The first such instance was Mordecai Cooke’s 1871 Handbook of British Fungi. It was in 1894 that Cooke released the book Edible as well as Poisonous Mushrooms in which he shrewdly described Psilocybe semilanceata within quotation marks in the form of “cap of liberty” precisely the phrase that was used by Coleridge and it appears that Cooke was intently using to quote. In the 20th century, the name was well-established.
The magic of a mushroom is revealed
The tale could, possibly be over however, it does have an enjoyable conclusion, where it is revealed that the liberty cap mushroom is relegated out of obscurity, being one of the hundreds of harmless LBMs (little mushroom with a brown color) only known by scientists and experts as possibly one of the most well-known European mycological species.
In the writings of Europeans on the traditions and religions of the indigenous peoples in Central America, there existed reports of a mysterious food called by the Aztecs Teonanacatl (“the the divine mushrooms”). These rumours have been dismissed as mythological nonsense that were not worthy of consideration as the shapeshifters from Norse and Icelandic mythology. In the early years of 20th-century the mythical mushroom captured the imagination of a most unlikely person on earth, Robert Gordon Wasson, vice-president of JP Morgan, a Wall Street banking firm JP Morgan.
In the 1920s, Wasson was fascinated by the field of ethnomycology (the study of human-human cultural relationships with mushrooms). Through studies that would result in an enormous bibliography Wasson went to Mexico and, following an extended and frustrating search, finally met an individual who was willing to guide him through the mysteries of the sacred mushroom. He was (perhaps) perhaps the only white man to deliberately consume a hallucinogenic fungus. He published his experiences in the year 1957 in a Life piece, “Seeking the Magic Mushroom”.

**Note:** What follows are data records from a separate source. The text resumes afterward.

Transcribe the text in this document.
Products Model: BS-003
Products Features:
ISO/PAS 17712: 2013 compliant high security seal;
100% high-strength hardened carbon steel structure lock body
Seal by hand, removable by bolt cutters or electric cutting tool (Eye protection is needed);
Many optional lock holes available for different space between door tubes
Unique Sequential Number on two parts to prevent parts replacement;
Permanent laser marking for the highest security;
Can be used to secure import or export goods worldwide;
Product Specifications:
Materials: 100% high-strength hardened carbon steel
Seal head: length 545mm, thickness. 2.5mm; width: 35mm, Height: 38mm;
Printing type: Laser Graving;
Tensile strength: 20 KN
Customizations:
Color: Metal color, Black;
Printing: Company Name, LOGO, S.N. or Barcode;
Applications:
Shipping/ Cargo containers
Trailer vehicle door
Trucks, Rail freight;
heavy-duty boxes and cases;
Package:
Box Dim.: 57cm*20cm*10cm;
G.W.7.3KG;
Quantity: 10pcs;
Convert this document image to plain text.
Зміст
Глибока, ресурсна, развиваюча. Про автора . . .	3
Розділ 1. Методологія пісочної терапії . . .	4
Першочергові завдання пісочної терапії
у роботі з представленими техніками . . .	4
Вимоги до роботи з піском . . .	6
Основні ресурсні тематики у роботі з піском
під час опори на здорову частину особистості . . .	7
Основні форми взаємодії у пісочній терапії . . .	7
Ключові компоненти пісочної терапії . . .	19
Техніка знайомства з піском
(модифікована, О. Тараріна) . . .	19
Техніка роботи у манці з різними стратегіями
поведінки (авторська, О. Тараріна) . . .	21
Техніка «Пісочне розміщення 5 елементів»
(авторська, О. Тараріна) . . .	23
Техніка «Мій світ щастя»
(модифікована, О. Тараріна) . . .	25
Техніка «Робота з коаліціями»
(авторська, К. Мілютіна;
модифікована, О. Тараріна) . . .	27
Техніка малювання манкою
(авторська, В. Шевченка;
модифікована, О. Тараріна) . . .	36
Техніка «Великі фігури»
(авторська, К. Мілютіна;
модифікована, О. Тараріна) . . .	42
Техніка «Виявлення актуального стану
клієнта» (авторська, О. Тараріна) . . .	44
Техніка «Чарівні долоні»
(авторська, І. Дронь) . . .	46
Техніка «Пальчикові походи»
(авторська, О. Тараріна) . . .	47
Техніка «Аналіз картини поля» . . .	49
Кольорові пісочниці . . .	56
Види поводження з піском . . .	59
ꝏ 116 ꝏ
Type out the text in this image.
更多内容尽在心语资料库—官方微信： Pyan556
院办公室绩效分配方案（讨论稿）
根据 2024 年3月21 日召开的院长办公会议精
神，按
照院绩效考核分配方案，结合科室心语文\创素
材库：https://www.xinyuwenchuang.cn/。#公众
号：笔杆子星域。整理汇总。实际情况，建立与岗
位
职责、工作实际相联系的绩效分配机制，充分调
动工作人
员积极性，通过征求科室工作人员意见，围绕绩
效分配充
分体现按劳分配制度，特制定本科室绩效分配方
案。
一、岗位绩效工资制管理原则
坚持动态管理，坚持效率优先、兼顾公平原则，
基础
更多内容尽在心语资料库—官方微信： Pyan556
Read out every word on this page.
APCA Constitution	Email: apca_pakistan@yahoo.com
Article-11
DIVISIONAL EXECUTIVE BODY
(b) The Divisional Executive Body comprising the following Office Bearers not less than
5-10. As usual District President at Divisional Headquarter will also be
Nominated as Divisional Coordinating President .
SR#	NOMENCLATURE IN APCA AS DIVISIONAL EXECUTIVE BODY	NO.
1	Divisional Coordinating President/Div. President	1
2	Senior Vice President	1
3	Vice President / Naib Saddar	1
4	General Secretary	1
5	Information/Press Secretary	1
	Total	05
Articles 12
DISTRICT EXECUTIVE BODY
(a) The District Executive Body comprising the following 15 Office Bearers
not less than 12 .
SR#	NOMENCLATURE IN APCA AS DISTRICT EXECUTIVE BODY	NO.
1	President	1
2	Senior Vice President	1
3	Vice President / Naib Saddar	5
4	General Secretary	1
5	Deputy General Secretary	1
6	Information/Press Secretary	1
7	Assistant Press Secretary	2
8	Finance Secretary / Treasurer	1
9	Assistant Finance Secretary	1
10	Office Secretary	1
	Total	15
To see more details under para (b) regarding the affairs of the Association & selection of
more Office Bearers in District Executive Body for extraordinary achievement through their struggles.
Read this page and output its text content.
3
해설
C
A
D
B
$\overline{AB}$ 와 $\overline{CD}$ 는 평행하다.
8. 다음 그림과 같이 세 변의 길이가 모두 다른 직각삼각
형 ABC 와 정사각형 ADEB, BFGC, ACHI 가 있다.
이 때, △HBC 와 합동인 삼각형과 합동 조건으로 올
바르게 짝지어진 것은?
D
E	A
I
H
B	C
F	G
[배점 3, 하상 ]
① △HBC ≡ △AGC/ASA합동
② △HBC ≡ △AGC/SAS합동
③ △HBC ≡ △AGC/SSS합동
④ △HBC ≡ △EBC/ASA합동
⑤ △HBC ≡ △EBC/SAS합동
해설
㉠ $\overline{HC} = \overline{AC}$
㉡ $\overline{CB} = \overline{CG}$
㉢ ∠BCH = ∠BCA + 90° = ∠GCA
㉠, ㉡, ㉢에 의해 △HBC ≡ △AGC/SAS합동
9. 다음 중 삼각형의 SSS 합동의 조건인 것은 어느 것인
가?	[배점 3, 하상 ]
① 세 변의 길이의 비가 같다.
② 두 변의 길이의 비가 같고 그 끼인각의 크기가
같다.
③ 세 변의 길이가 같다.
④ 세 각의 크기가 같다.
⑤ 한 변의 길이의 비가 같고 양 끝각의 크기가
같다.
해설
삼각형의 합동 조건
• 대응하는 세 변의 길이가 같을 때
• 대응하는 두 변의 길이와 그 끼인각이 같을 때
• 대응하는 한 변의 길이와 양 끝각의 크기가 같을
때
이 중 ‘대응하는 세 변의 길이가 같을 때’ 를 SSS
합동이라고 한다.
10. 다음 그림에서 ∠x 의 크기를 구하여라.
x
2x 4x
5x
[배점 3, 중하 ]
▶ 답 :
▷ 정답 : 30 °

Wasson’s discovery caused an instant sensation. In 1958, a team headed by Swiss chemical scientist Albert Hofmann – the man who was the first to synthesize (and consumed) LSD – was able to determine the principal psychoactive component within the fungi, which was named psilocybin in an homage to being the mushrooms belonging to the genus Psilocybe that had the chemical. While the hallucinogens of different species of fungi are most prevalent throughout Central America, they began to be discovered throughout the world. A 1969 article from Transactions of the British Mycological Society confirmed that no other than the benign small liberty caps mushroom contained psilocybin.
Although it is true that there exist other psychedelic species which thrive within Britain (including the distinct white and red Amanita fly agaric, a muscaria which is a muscimol-based fungus, and not Psilocybin) The liberty cap has gained an image as the poster child for Britain’s growing psychedelic mushrooms. The current generation of “shroomers” cannot resist playing about the liberty cap’s name due to its connection with that transcendental “liberation” provided by psychedelics as well as grassroots groups like The Shroom Liberation Front attest to this fact.
However, in its origins this liberty cap’s picture is no connection with psychologists or the psychedelic advocates for drugs Timothy Leary (“turn on, tune in, and then quit”) and the counter-culture of the 1960s. More likely, and even a little bizarre it traced a trail through the political revolutions that took place in the early modern age through the assassination of the ruler Julius Caesar, to a conical cap that was worn by Rome’s slaves.